Ephesians 4:11-16 And He Himself gave some to be apostles, some prophets, some evangelists, and some pastors and teachers, for the equipping of the saints [that is you, to give you all that you need so that you can be like Jesus Christ] for the work of ministry [or serving, that is part of why God puts the ministry in the church, to help us in these two areas, to help complete us and to help us learn to serve], for the edifying of the body of Christ [the building it up, taking it forward so that we are more like Christ], till we all come to the unity of the faith and the knowledge of the Son of God, to a perfect man, to the measure of the stature of the fullness of Christ. [That is the goal, so that we all come to that, not just a select few of us, but everyone in the church comes to bear the glory of Jesus Christ in His very character image.]; that we should no longer be children, tossed to and fro and carried about with every wind of doctrine by the trickery of men [These gifts were given so that we will be stable.], in the cunning craftiness by which they lie in wait to deceive, but speaking the truth in love, may grow up in all things into Him who is the head—Christ—from whom the whole body, joined and knit together by what every joint supplies [we are all part of this, we are all part of the body, and we are all contributing], according to the effective working by which every part does its share, causes growth of the body for the edifying of itself in love.

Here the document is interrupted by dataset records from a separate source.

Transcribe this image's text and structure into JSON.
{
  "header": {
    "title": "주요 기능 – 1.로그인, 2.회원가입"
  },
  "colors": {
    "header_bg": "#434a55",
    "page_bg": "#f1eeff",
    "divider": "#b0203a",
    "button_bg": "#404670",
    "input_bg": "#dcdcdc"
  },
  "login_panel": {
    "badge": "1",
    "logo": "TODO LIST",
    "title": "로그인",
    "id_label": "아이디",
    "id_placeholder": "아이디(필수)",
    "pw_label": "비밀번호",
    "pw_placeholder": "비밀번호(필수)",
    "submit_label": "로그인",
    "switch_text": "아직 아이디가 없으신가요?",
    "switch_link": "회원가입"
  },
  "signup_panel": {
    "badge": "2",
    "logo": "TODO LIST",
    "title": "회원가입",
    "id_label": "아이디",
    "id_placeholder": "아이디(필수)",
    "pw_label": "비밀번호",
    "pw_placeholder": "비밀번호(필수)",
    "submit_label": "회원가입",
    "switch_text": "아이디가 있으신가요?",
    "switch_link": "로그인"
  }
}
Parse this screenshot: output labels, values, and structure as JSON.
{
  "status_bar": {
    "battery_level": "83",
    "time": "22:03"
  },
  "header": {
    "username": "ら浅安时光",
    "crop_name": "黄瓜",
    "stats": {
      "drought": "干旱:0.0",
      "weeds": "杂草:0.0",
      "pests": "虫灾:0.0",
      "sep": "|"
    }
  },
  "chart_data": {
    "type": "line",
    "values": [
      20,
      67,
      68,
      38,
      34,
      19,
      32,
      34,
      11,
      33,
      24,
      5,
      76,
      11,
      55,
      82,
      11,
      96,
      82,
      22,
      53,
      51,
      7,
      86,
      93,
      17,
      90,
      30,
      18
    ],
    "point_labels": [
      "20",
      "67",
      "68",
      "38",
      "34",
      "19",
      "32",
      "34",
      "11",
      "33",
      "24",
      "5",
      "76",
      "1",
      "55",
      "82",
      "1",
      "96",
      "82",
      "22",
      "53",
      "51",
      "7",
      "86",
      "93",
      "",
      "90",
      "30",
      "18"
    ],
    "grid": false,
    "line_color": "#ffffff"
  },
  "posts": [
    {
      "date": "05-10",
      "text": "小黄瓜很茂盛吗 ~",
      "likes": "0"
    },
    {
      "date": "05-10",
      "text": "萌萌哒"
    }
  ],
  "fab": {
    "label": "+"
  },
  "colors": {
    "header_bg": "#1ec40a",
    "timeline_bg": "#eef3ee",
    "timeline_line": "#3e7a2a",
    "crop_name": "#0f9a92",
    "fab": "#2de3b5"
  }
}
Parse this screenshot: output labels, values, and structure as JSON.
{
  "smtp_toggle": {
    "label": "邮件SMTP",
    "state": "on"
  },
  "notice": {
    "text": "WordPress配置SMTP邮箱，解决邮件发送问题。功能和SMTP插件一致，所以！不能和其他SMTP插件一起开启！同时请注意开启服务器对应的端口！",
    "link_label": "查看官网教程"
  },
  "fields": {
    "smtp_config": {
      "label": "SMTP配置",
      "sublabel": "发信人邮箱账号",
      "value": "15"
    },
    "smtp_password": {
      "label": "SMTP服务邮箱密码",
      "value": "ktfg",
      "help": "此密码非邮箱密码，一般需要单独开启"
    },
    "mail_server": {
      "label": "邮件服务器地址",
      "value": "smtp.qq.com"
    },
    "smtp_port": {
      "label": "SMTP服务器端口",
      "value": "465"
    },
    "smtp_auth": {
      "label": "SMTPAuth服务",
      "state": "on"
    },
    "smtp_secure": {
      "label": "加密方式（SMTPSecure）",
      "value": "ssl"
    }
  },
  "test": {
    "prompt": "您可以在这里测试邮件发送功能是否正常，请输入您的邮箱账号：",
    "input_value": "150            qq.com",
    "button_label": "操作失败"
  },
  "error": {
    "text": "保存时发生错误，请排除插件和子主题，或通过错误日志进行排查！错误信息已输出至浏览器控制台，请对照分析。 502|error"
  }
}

So Paul gives us the overview here. That God has provided for His church so that the character image of Christ can be taught and built. The goal is unity of the faith and knowledge of the Son of God so that we can grow up in every area—in Him. So that we reflect His glory here on earth. And of course, he says, we are all in this together. We all have our parts to play in building the church in love.

Now verses 17 through 24 get back to the to the idea I had at the beginning.

Ephesians 4:17-24 This I say, therefore, and testify in the Lord, that you should no longer walk as the rest of the Gentiles walk, in the futility of their mind, having their understanding darkened, being alienated from the life of God, because of the ignorance that is in them, because of the hardening of their heart; who, being past feeling, have given themselves over to lewdness [or licentiousness], to work all uncleanness with greediness. [now we get to the unleavened bread part]

But you have not so learned Christ, if indeed you have heard Him and have been taught by Him, as the truth is in Jesus [that is, if you are putting on Jesus, or if you are ingesting the word of Jesus Christ and His example that He has given us]: that you put off concerning your former conduct, the old man which grows corrupt according to the deceitful lusts [that is, do not be conformed to this world], and be renewed in the spirit of your mind [that one is obvious], and that you put on the new man [Jesus Christ] which was created according to God, in righteousness and true holiness.

That is what is laid out for us here in the Days of Unleavened Bread. This idea that, with the help of Jesus Christ by His Spirit and by the teaching that has been given to us—which we ingest—we will ultimately become just as the Bread of Life. This is the essence of the Christian life. The constant struggle to live the unleavened life of sincerity and truth, as Paul says in I Corinthians 5.

Though difficult—very difficult—the reward for enduring it far surpasses anything that we could imagine. So as we put this Feast of Unleavened Bread behind us, think about focusing on the life and teachings of our Savior Jesus Christ, the true bread from heaven, the One who is our example and our guide in remaining unleavened.